Other tests done by several speciality laboratories,including IgeneX, for different infective agents, at the request of my physician all came back with positive B.burgerdorferi, and Ehrlichia. Other infections tested for were negative.
Your article states that Quest 'runs a majority of tests', however the context implies "for Lyme Disease". Yes they run a majority of tests, but are not qualified in all spectrums on Lyme Disease, since they do not test for variant strains or the full panel including the outer surface protiens, OSPA or OSPC (band 31,34).
My daughter by Quest had an autoimmune disorder (and not Borellia Burgerdorferi), and by the test in Oklahoma who specialized in autoimmune disorders,she did not have an auto immune disorder!
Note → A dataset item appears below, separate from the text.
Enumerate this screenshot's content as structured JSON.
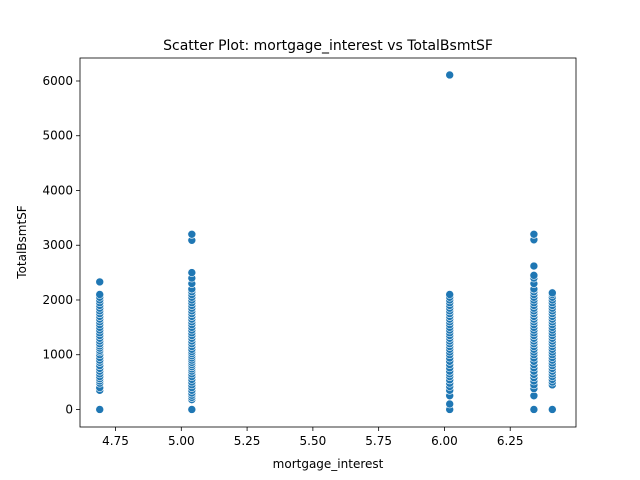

Four other labs did however confirm she did have Borrelia.
Since her diagnosis at age 14, she has gone from wheelchair/bedridden to rock climbing at age 17, thanks to specialty laboratories who know their stuff and doctors willing to treat.
Doctors of all walks (neuro, cardio, ortho etc) very often, will use speciality labs for OTHER conditions, why not tick borne illness?
Your article, trying to shut down inclusive testing lyme laboratories such as IgeneX, may hurt thousands of patients. It is a shame when science and medical advancements get muddled with MD pride,unprofessionalism and politics.
see Kathleen Dickson's work on sci.med.lyme, and the sites for the FDA;the U.S.Dept. of Justice FDA testimony; RICO complaint.
quote:
Originally posted by 3greatkids:
Was there ever a class action suit against the LymeRix vaccine???Just curious.Where did this vaccine start Yale??
One at Yale,sitting pretty at CDC and NYT!
Geez,no wonder the story runs,heh???